Deborah Archer recalls that when she was eight years old, someone spray-painted “KKK” on the garage of her family’s Windsor, Connecticut home. Archer, the daughter of Jamaican immigrants, says it was one of the first moments that she realized the existence of racial injustice.
“My scholarship is very much shaped by who I am,” Archer says. “A first-generation American citizen, a first-generation college graduate, a woman of color, and a mother—particularly a mother. It may sound a bit corny, but so much of my teaching and my advocacy and my scholarship is focused on trying to make sure my children and other people’s children can grow up to live full lives and enjoy the joys those lives have to offer.”
As a litigator and scholar in racial discrimination and civil rights cases, Archer has built her career advocating for the rights of this generation and the next. This fall, Archer joins NYU Law as an associate professor of clinical law, teaching the yearlong Civil Rights Clinic.
After earning her JD from Yale Law School, Archer clerked for Judge Alvin Thompson in the US District Court for the District of Connecticut. As the Marvin H. Karpatkin Fellow at the American Civil Liberties Union, she worked on state and federal racial justice litigation; as assistant counsel at the NAACP Legal Defense and Educational Fund, she litigated cases involving voting rights, employment discrimination, and educational equity. “To work at the NAACP Legal Defense and Educational Fund had always been a career dream of mine,” Archer says. She joined New York Law School (NYLS) in 2003 and became a professor of law in 2007.
At NYLS, Archer co-directed the Impact Center for Public Interest Law and directed the Racial Justice Project, which focuses on protecting constitutional and civil rights. She engaged NYLS students in right-to-vote cases for victims of Hurricane Katrina during the 2008 presidential election and in drafting an amicus brief for the 2014 appeal in Fisher v. University of Texas, a case in which the US Supreme Court ultimately upheld admissions policies that sought to promote diversity at the school.
“Archer has done remarkable work in a large number of areas,” says Vice Dean Randy Hertz, professor of clinical law and director of clinical and advocacy programs at NYU Law. “Through her teaching of clinics on civil rights, food equity, special education, education reform, and poverty law, and in her volunteer work outside the academy, she is widely regarded in the national clinical legal education community as one of the best clinical teachers in the field.”

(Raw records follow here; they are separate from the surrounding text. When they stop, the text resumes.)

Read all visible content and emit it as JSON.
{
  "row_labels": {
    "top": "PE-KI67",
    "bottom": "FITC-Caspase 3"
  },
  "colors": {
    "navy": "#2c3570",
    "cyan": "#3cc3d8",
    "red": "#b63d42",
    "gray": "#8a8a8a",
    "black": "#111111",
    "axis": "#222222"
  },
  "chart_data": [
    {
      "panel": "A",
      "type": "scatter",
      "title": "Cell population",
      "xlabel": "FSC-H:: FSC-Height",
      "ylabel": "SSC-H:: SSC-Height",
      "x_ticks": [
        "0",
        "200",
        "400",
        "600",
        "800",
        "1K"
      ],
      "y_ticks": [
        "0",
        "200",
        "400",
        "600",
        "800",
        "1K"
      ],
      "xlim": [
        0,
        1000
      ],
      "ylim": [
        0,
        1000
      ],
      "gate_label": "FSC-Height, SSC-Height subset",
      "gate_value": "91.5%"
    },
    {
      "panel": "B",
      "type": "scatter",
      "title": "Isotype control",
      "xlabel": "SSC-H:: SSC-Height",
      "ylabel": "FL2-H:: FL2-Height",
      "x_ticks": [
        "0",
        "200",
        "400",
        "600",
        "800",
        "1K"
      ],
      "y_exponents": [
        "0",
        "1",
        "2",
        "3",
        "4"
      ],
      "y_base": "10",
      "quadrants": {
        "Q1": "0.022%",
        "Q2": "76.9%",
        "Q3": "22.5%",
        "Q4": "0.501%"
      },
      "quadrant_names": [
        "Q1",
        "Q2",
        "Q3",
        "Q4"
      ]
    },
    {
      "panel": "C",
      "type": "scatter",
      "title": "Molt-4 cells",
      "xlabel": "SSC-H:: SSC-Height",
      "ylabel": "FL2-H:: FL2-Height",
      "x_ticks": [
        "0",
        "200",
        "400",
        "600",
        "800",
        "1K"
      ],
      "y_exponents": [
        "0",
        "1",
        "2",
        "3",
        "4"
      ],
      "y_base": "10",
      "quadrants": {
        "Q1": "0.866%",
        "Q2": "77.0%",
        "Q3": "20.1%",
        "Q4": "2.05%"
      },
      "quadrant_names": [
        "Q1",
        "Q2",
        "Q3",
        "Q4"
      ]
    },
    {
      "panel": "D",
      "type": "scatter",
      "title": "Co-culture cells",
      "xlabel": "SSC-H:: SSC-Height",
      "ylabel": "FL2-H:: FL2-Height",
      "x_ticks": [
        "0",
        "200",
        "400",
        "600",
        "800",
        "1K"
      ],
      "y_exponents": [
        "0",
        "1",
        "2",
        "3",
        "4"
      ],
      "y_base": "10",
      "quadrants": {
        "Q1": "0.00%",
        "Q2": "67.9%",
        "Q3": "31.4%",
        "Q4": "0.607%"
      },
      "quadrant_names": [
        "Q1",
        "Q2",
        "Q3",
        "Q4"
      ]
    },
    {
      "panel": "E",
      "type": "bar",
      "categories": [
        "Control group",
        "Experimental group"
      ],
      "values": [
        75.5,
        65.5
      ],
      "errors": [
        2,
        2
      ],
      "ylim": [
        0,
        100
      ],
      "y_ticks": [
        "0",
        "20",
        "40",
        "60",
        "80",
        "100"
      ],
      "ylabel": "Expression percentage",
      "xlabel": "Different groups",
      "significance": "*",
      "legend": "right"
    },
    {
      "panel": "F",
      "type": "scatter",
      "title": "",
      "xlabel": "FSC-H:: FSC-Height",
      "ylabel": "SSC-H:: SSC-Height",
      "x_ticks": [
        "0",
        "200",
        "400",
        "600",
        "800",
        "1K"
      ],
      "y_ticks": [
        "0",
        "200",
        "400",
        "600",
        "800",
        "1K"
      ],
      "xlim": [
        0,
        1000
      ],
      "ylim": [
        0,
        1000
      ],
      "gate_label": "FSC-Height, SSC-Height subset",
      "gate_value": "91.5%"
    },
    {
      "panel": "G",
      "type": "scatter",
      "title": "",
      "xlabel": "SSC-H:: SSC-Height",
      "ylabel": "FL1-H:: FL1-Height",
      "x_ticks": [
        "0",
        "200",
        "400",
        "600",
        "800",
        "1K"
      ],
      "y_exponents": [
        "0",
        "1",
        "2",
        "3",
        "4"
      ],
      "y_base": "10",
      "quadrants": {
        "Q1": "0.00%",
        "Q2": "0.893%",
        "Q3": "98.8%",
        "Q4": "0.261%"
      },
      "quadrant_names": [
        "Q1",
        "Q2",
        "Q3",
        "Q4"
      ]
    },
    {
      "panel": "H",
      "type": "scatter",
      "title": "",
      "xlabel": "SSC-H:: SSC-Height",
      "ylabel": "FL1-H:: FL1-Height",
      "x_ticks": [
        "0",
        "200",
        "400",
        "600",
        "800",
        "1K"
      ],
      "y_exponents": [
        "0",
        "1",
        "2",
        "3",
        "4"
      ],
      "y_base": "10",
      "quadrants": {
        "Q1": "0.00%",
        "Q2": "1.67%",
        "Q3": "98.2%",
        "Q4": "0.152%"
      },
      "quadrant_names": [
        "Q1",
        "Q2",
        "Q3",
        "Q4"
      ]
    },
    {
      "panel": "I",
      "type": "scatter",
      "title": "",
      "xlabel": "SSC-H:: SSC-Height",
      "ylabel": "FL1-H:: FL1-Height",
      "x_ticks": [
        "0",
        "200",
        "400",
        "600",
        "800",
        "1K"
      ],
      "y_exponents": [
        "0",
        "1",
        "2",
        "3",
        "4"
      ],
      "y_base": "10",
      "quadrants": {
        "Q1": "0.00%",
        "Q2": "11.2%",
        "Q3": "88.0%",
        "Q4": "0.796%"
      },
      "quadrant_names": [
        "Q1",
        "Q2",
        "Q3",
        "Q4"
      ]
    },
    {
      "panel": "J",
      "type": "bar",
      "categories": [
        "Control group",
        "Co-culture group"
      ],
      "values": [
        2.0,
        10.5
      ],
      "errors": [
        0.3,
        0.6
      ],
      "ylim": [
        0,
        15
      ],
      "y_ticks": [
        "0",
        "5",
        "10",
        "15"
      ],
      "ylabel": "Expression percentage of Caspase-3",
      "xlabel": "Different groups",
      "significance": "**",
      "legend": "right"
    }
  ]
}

Last fall, Archer brought her civil rights clinic to NYU Law as a visiting professor. The selective, eight-person clinic combines seminar-style instruction with direct representation opportunities, including litigating racial justice cases in partnership with organizations such as the New York Civil Liberties Union and drafting amicus briefs. The course will be expanded into a yearlong clinic in the fall. “The Civil Rights Clinic was a pivotal experience in my career,” says Victoria Wenger ’19.
To unwind, Archer heads to the kitchen. “I am a fabulous cook,” she says. “I like to cook any- and everything, but my baking is off the charts.” Her husband, former New York City deputy mayor Richard Buery, and their two sons, ages 12 and 14, enjoy the benefits of her culinary expertise. Another passion is photography. “I’m excited to take my lens down to the Village in the fall,” she says.
Archer was drawn to NYU Law, she says, by an admiration for the advocacy and scholarship of professors of clinical law such as Claudia Angelos, Kim Taylor-Thompson, and Anthony Thompson, faculty director of the Center on Race, Inequality, and the Law. “I was impressed,” she says, “by the way that faculty collaborate with each other and the way that faculty collaborate with students. Certainly, as a clinical professor, there isn’t a more dynamic place to be.”